C’est une alchimie brutale. On change de quartier, de femme, d’amis. Mais surtout, on change de lexique. Les mots besoin, faim, justice ou compassion sont rayés d’un trait de plume. Ils cèdent la place à partenariat, stabilité, influence. La pitié a laissé place au mépris souverain des parvenus.

Le problème n’est pas qu’ils montent. Le drame, c’est qu’une fois juchés sur les hauteurs, ils brûlent l’échelle. Ils s’assurent que nul ne viendra leur rappeler l’odeur de la sueur dont ils sont issus.

Moi, j’écris tout cela dans un carnet usé. Je suis le grain de sable dans leur mécanique de velours. Un ami aisé — exception à la règle de cette bourgeoisie indue — m’invite par habitude. À mon arrivée, ils fuient mon regard. Ils savent que je possède la table de conjugaison de leur imposture.

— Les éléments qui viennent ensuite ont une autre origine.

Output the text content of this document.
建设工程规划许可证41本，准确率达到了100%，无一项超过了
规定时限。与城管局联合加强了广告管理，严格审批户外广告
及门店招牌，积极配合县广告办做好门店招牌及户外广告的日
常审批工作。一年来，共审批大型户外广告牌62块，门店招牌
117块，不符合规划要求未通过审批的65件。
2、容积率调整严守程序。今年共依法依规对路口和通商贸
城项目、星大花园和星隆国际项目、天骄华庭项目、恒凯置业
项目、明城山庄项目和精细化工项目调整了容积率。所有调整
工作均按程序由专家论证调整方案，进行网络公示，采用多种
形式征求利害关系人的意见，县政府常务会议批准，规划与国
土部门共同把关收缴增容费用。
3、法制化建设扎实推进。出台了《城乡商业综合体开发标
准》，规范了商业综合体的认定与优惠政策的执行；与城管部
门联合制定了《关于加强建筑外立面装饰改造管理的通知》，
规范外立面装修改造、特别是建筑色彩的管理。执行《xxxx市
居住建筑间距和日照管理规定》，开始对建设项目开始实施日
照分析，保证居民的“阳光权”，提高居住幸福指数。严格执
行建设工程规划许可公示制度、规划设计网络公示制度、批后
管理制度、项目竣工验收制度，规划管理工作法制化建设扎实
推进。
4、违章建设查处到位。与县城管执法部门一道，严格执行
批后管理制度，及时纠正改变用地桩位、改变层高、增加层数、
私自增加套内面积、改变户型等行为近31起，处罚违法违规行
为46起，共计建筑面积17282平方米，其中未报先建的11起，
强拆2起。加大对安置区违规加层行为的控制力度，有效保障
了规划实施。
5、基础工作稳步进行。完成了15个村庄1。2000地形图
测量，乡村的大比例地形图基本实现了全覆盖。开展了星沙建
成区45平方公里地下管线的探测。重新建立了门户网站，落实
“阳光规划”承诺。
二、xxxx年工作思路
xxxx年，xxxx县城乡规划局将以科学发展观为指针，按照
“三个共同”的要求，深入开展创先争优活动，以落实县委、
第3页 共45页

Récemment, lors d’une réception mondaine sous des lumières froides, l’un d’eux s’est avancé vers moi. Il m’a reconnu avant que je n’esquisse un geste. Son sourire était de porcelaine, mais ses yeux ont vacillé une fraction de seconde : le temps pour l’enfant qu’il fut de trahir l’homme qu’il feignait d’être.

— Professeur…

Le mot a ricoché contre ses dents trop blanches. C’était un ancien de ma promotion. Jadis discret, brillant par son absence de scrupules plutôt que par son travail. Aujourd’hui ? Conseiller spécial de je ne sais quelle éminence. Costume italien, montre suisse, conscience sous garantie. Il m’a débité son chapelet de « vision stratégique » et de « réalisme politique ». Je l’ai laissé parler. Le silence est parfois la plus cruelle des autopsies.

Je lui ai demandé, d’une voix neutre :
— Et la justice, tu l’as rangée dans quel tiroir ? Tu te rappelles quand tu as abandonné l’école ? Comment es-tu devenu haut fonctionnaire ?

Il a ri. Un rire sec, institutionnel, sans joie et sans honte. À cet instant, j’ai compris que je ne parlais plus à un homme, mais à une fonction. L’élève paresseux et opportuniste avait muté en un rouage parfaitement huilé.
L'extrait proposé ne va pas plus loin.